Last week, as was first revealed by The Commercial Observer, the company said it would change the name of the World Financial Center complex to Brookfield Place, in what appears to be bid to reposition the image of the towers away from being a home for financial-sector tenants, whose appetite for space in the age of Dodd-Frank has continued to lag, to appeal to a broader audience. Some real estate experts also saw it as a bid to differentiate the similar-sounding towers from the World Trade Center site, which increasingly have appeared as competitors to Brookfield’s complex.

“The World Financial Center is a 25-year-old brand that has, to a certain degree, been in the shadow of the World Trade Center,” Andrew Peretz, a leasing executive at the services firm Cushman & Wakefield who specializes in leasing markets in Lower Manhattan and Midtown South, told The Commercial Observer. “It deserves its own identity. Brookfield is making a huge investment in the complex.”

Solid investment in buildings in the area has yielded results for other landlords. Mark Ravesloot, a vice chairman at CBRE, recently handled a number of recent deals at 100 William Street, an office building owned by the Japanese real estate investment company Mitsui Fudosan. Mr. Ravesloot said Mitsui poured millions of dollars into updating the building’s lobby, elevators and other renovations. As a result, Mr. Ravesloot and his team have been able to lease over 200,000 square feet at the property in the two years since the overhaul was done, bringing it to near full occupancy—even as activity market-wide has slowed over the past year.

Even more vacancy could come available Downtown if a large deal with the advertising and media firm GroupM comes to fruition at 3 World Trade Center, an over 2-million-square-foot building that would proceed if the company decides to anchor it—a commitment it has been rumored to be considering.

As big block after big block awaits the market, the pace of large-sized deals has ominously slowed. According to CBRE, there are currently 14 blocks of space larger than 100,000 square feet in Lower Manhattan, compared with eight a year ago. So far this year, four deals in excess of 100,000 square feet have been signed, totaling 770,000 square feet of leasing. Last year, eight deals in this size category were completed during the same period, accounting for over 2 million square feet of leases.

The lack of big deals, the prospect of a glut of space and the heightened competition among landlords would appear to underscore the sizeable investment Brookfield is making at the World Financial Center and its decision to change its moniker.
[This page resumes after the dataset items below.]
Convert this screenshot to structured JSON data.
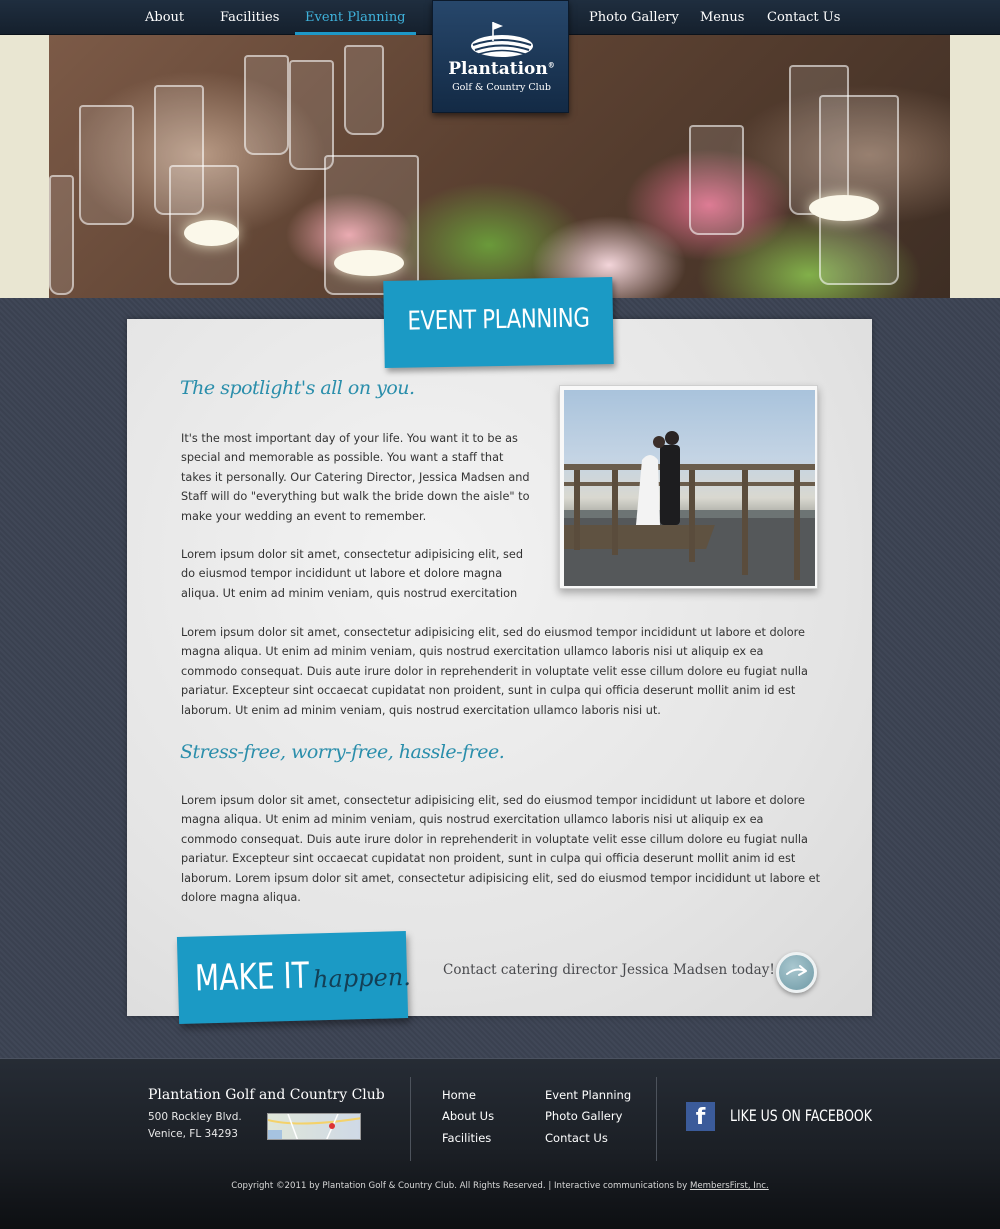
{
  "nav": {
    "items": [
      {
        "label": "About",
        "active": false
      },
      {
        "label": "Facilities",
        "active": false
      },
      {
        "label": "Event Planning",
        "active": true
      },
      {
        "label": "Photo Gallery",
        "active": false
      },
      {
        "label": "Menus",
        "active": false
      },
      {
        "label": "Contact Us",
        "active": false
      }
    ]
  },
  "logo": {
    "name": "Plantation",
    "registered": "®",
    "subtitle": "Golf & Country Club"
  },
  "page": {
    "title": "EVENT PLANNING",
    "heading1": "The spotlight's all on you.",
    "intro": "It's the most important day of your life.  You want it to be as special and memorable as possible.  You want a staff that takes it personally.  Our Catering Director, Jessica Madsen and Staff will do \"everything but walk the bride down the aisle\" to make your wedding an event to remember.",
    "para2": "Lorem ipsum dolor sit amet, consectetur adipisicing elit, sed do eiusmod tempor incididunt ut labore et dolore magna aliqua. Ut enim ad minim veniam, quis nostrud exercitation",
    "para3": "Lorem ipsum dolor sit amet, consectetur adipisicing elit, sed do eiusmod tempor incididunt ut labore et dolore magna aliqua. Ut enim ad minim veniam, quis nostrud exercitation ullamco laboris nisi ut aliquip ex ea commodo consequat. Duis aute irure dolor in reprehenderit in voluptate velit esse cillum dolore eu fugiat nulla pariatur. Excepteur sint occaecat cupidatat non proident, sunt in culpa qui officia deserunt mollit anim id est laborum. Ut enim ad minim veniam, quis nostrud exercitation ullamco laboris nisi ut.",
    "heading2": "Stress-free, worry-free, hassle-free.",
    "para4": "Lorem ipsum dolor sit amet, consectetur adipisicing elit, sed do eiusmod tempor incididunt ut labore et dolore magna aliqua. Ut enim ad minim veniam, quis nostrud exercitation ullamco laboris nisi ut aliquip ex ea commodo consequat. Duis aute irure dolor in reprehenderit in voluptate velit esse cillum dolore eu fugiat nulla pariatur. Excepteur sint occaecat cupidatat non proident, sunt in culpa qui officia deserunt mollit anim id est laborum. Lorem ipsum dolor sit amet, consectetur adipisicing elit, sed do eiusmod tempor incididunt ut labore et dolore magna aliqua."
  },
  "cta": {
    "make": "MAKE IT",
    "happen": "happen.",
    "text": "Contact catering director Jessica Madsen today!",
    "arrow_icon": "arrow-right-icon"
  },
  "footer": {
    "club_name": "Plantation Golf and Country Club",
    "address_line1": "500 Rockley Blvd.",
    "address_line2": "Venice, FL 34293",
    "links_col1": [
      "Home",
      "About Us",
      "Facilities"
    ],
    "links_col2": [
      "Event Planning",
      "Photo Gallery",
      "Contact Us"
    ],
    "facebook_icon": "f",
    "facebook_text": "LIKE US ON FACEBOOK",
    "copyright": "Copyright ©2011 by Plantation Golf & Country Club. All Rights Reserved. | Interactive communications by ",
    "credit_link": "MembersFirst, Inc."
  },
  "colors": {
    "accent": "#1b9ac5",
    "nav_bg": "#1b2735",
    "body_bg": "#3d4452",
    "heading_script": "#2a8eab"
  }
}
“They are definitely facing a challenge,” one veteran Downtown leasing executive said, asking for anonymity because he was wary to openly disparage the area’s biggest landlord.

But there is a flip side to Lower Manhattan’s predicament. The neighborhood has long offered tenants a substantial discount to Midtown. Now, with the popularity of Midtown South and the rent spike there that has resulted, it can effectively undercut a whole new segment of the city.

“The thing about the vacancy Downtown is that this is great space, first-rate Class A product, and it’s going to be attractive to tenants,” James Delmonte, an economist at the services firm Avison Young said.

“A decade ago, a lot of the vacancy was in buildings that were antiquated and that were eventually converted to residential. It’s not clear what the pricing at the World Financial Center is going to be ultimately, but it could be an affordable opportunity, and there are always going to be tenants who will take a deal like that.”